Metro’s $2.52 billion budget that begins July 1 assumes that workers will not get any wage increases, beyond those that come with seniority, according to the agency.
But those expenditures do not take into account that the transit agency is still at the bargaining table with its largest union, which represents about 70 percent of Metro’s 11,000-strong work force.
Metro has frequently been forced to give raises to the bus and train operators, station managers, mechanics and custodians who make the system run, most recently by the courts. That means the agency could be on the hook for millions of unanticipated costs.
The Amalgamated Transit Union Local 689 contract expires June 30, a day before the new budget begins. The transit agency and union have been working on crafting a new one since January.

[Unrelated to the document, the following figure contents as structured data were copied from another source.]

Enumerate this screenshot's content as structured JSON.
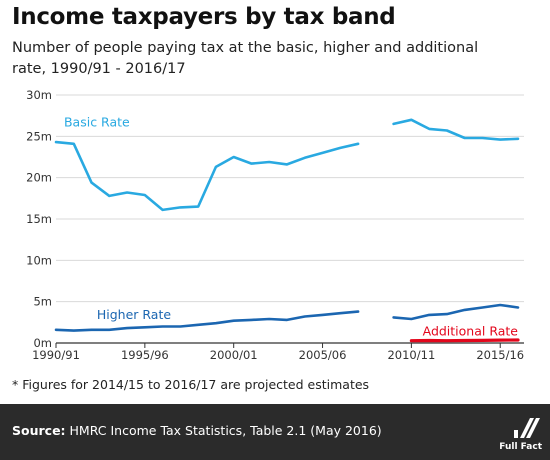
{
  "title": "Income taxpayers by tax band",
  "subtitle": "Number of people paying tax at the basic, higher and additional rate, 1990/91 - 2016/17",
  "footnote": "* Figures for 2014/15 to 2016/17 are projected estimates",
  "source_label": "Source:",
  "source_text": "HMRC Income Tax Statistics, Table 2.1 (May 2016)",
  "logo_text": "Full Fact",
  "colors": {
    "basic": "#29a9e1",
    "higher": "#1b66b1",
    "additional": "#e3061b",
    "grid": "#d9d9d9",
    "axis": "#333333",
    "footer_bg": "#2b2b2b"
  },
  "chart_data": {
    "type": "line",
    "title": "Income taxpayers by tax band",
    "xlabel": "",
    "ylabel": "",
    "ylim": [
      0,
      30
    ],
    "yunit": "m",
    "y_ticks": [
      0,
      5,
      10,
      15,
      20,
      25,
      30
    ],
    "y_tick_labels": [
      "0m",
      "5m",
      "10m",
      "15m",
      "20m",
      "25m",
      "30m"
    ],
    "x_range": [
      0,
      26
    ],
    "x_tick_labels": [
      {
        "x": 0,
        "label": "1990/91"
      },
      {
        "x": 5,
        "label": "1995/96"
      },
      {
        "x": 10,
        "label": "2000/01"
      },
      {
        "x": 15,
        "label": "2005/06"
      },
      {
        "x": 20,
        "label": "2010/11"
      },
      {
        "x": 25,
        "label": "2015/16"
      }
    ],
    "grid": true,
    "legend": "inline labels",
    "series": [
      {
        "name": "Basic Rate",
        "color": "#29a9e1",
        "segments": [
          [
            [
              0,
              24.3
            ],
            [
              1,
              24.1
            ],
            [
              2,
              19.4
            ],
            [
              3,
              17.8
            ],
            [
              4,
              18.2
            ],
            [
              5,
              17.9
            ],
            [
              6,
              16.1
            ],
            [
              7,
              16.4
            ],
            [
              8,
              16.5
            ],
            [
              9,
              21.3
            ],
            [
              10,
              22.5
            ],
            [
              11,
              21.7
            ],
            [
              12,
              21.9
            ],
            [
              13,
              21.6
            ],
            [
              14,
              22.4
            ],
            [
              15,
              23.0
            ],
            [
              16,
              23.6
            ],
            [
              17,
              24.1
            ]
          ],
          [
            [
              19,
              26.5
            ],
            [
              20,
              27.0
            ],
            [
              21,
              25.9
            ],
            [
              22,
              25.7
            ],
            [
              23,
              24.8
            ],
            [
              24,
              24.8
            ],
            [
              25,
              24.6
            ],
            [
              26,
              24.7
            ]
          ]
        ]
      },
      {
        "name": "Higher Rate",
        "color": "#1b66b1",
        "segments": [
          [
            [
              0,
              1.6
            ],
            [
              1,
              1.5
            ],
            [
              2,
              1.6
            ],
            [
              3,
              1.6
            ],
            [
              4,
              1.8
            ],
            [
              5,
              1.9
            ],
            [
              6,
              2.0
            ],
            [
              7,
              2.0
            ],
            [
              8,
              2.2
            ],
            [
              9,
              2.4
            ],
            [
              10,
              2.7
            ],
            [
              11,
              2.8
            ],
            [
              12,
              2.9
            ],
            [
              13,
              2.8
            ],
            [
              14,
              3.2
            ],
            [
              15,
              3.4
            ],
            [
              16,
              3.6
            ],
            [
              17,
              3.8
            ]
          ],
          [
            [
              19,
              3.1
            ],
            [
              20,
              2.9
            ],
            [
              21,
              3.4
            ],
            [
              22,
              3.5
            ],
            [
              23,
              4.0
            ],
            [
              24,
              4.3
            ],
            [
              25,
              4.6
            ],
            [
              26,
              4.3
            ]
          ]
        ]
      },
      {
        "name": "Additional Rate",
        "color": "#e3061b",
        "segments": [
          [
            [
              20,
              0.28
            ],
            [
              21,
              0.3
            ],
            [
              22,
              0.28
            ],
            [
              23,
              0.3
            ],
            [
              24,
              0.32
            ],
            [
              25,
              0.35
            ],
            [
              26,
              0.36
            ]
          ]
        ]
      }
    ]
  }
}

The last contract involved a more than three-year battle costing Metro some $1.5 million in legal fees. The transit agency fought an arbitration panel’s decision to award the workers 3 percent raises for three separate years. In July, a federal judge ordered Metro to pay the raises, and subsequent pension increases that amounted to a total of about $104 million. The agency had set aside about $96 million in prior budgets, meaning most of the money did not come as an unexpected cost, upending bottom lines.
But the pending budget, which a Metro board committee unanimously approved last week, has no money set aside. “Any wage changes for employees will depend upon those same employees identifying further cost savings,” Metro spokesman Dan Stessel said.

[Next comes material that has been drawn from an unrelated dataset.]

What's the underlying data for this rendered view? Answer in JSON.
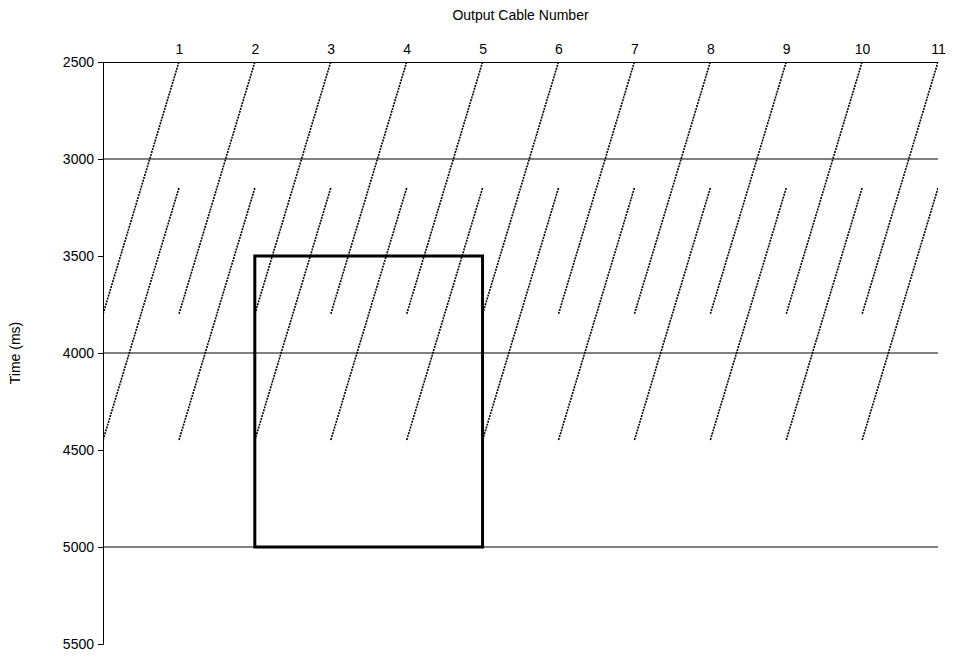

But ATU Local 689 President Jackie Jeter said the transit agency is presumptuous to assume no wage increases.
“If you have millions of dollars for laptops, trips to Japan, unlimited contractors and unlimited overtime, you should be prepared to take care of the 8,500 employees that make this system continue to work each and every day,” she said. “If an auditor examined the budget you will find that Metro finds the money to do what Metro wants to do!”

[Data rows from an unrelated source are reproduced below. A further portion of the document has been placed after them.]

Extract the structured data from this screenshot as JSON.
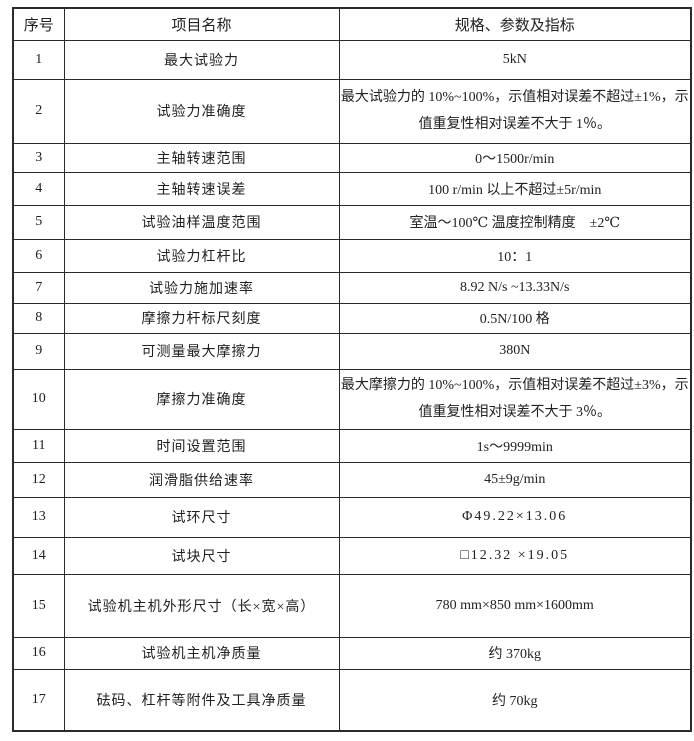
{
  "page": {
    "background_color": "#ffffff",
    "border_color": "#2b2b2b",
    "text_color": "#212121"
  },
  "table": {
    "headers": {
      "no": "序号",
      "item": "项目名称",
      "spec": "规格、参数及指标"
    },
    "rows": [
      {
        "no": "1",
        "item": "最大试验力",
        "spec": "5kN"
      },
      {
        "no": "2",
        "item": "试验力准确度",
        "spec": "最大试验力的 10%~100%，示值相对误差不超过±1%，示值重复性相对误差不大于 1％。"
      },
      {
        "no": "3",
        "item": "主轴转速范围",
        "spec": "0～1500r/min"
      },
      {
        "no": "4",
        "item": "主轴转速误差",
        "spec": "100 r/min 以上不超过±5r/min"
      },
      {
        "no": "5",
        "item": "试验油样温度范围",
        "spec": "室温～100℃ 温度控制精度　±2℃"
      },
      {
        "no": "6",
        "item": "试验力杠杆比",
        "spec": "10：1"
      },
      {
        "no": "7",
        "item": "试验力施加速率",
        "spec": "8.92 N/s ~13.33N/s"
      },
      {
        "no": "8",
        "item": "摩擦力杆标尺刻度",
        "spec": "0.5N/100 格"
      },
      {
        "no": "9",
        "item": "可测量最大摩擦力",
        "spec": "380N"
      },
      {
        "no": "10",
        "item": "摩擦力准确度",
        "spec": "最大摩擦力的 10%~100%，示值相对误差不超过±3%，示值重复性相对误差不大于 3％。"
      },
      {
        "no": "11",
        "item": "时间设置范围",
        "spec": "1s～9999min"
      },
      {
        "no": "12",
        "item": "润滑脂供给速率",
        "spec": "45±9g/min"
      },
      {
        "no": "13",
        "item": "试环尺寸",
        "spec": "Φ49.22×13.06"
      },
      {
        "no": "14",
        "item": "试块尺寸",
        "spec": "□12.32 ×19.05"
      },
      {
        "no": "15",
        "item": "试验机主机外形尺寸（长×宽×高）",
        "spec": "780 mm×850 mm×1600mm"
      },
      {
        "no": "16",
        "item": "试验机主机净质量",
        "spec": "约 370kg"
      },
      {
        "no": "17",
        "item": "砝码、杠杆等附件及工具净质量",
        "spec": "约 70kg"
      }
    ]
  }
}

Metro has other key battles to fight with the union besides keeping wages steady. The board of directors last week said that reeling in pension costs had to be a priority and set aside as much as $250,000 to study ways of doing so. Currently Metro pays for all of ATU Local 689’s pension costs, meaning workers do not contribute anything. Members of at least one of Metro’s other unions do contribute part of the expense of their retirements, though.
Additionally, Metro agreed to set limits to workers’ shifts after The Washington Examiner’s reporting showed some workers logging 16 hour days for weeks on end. But to do that, Metro needs the union to agree.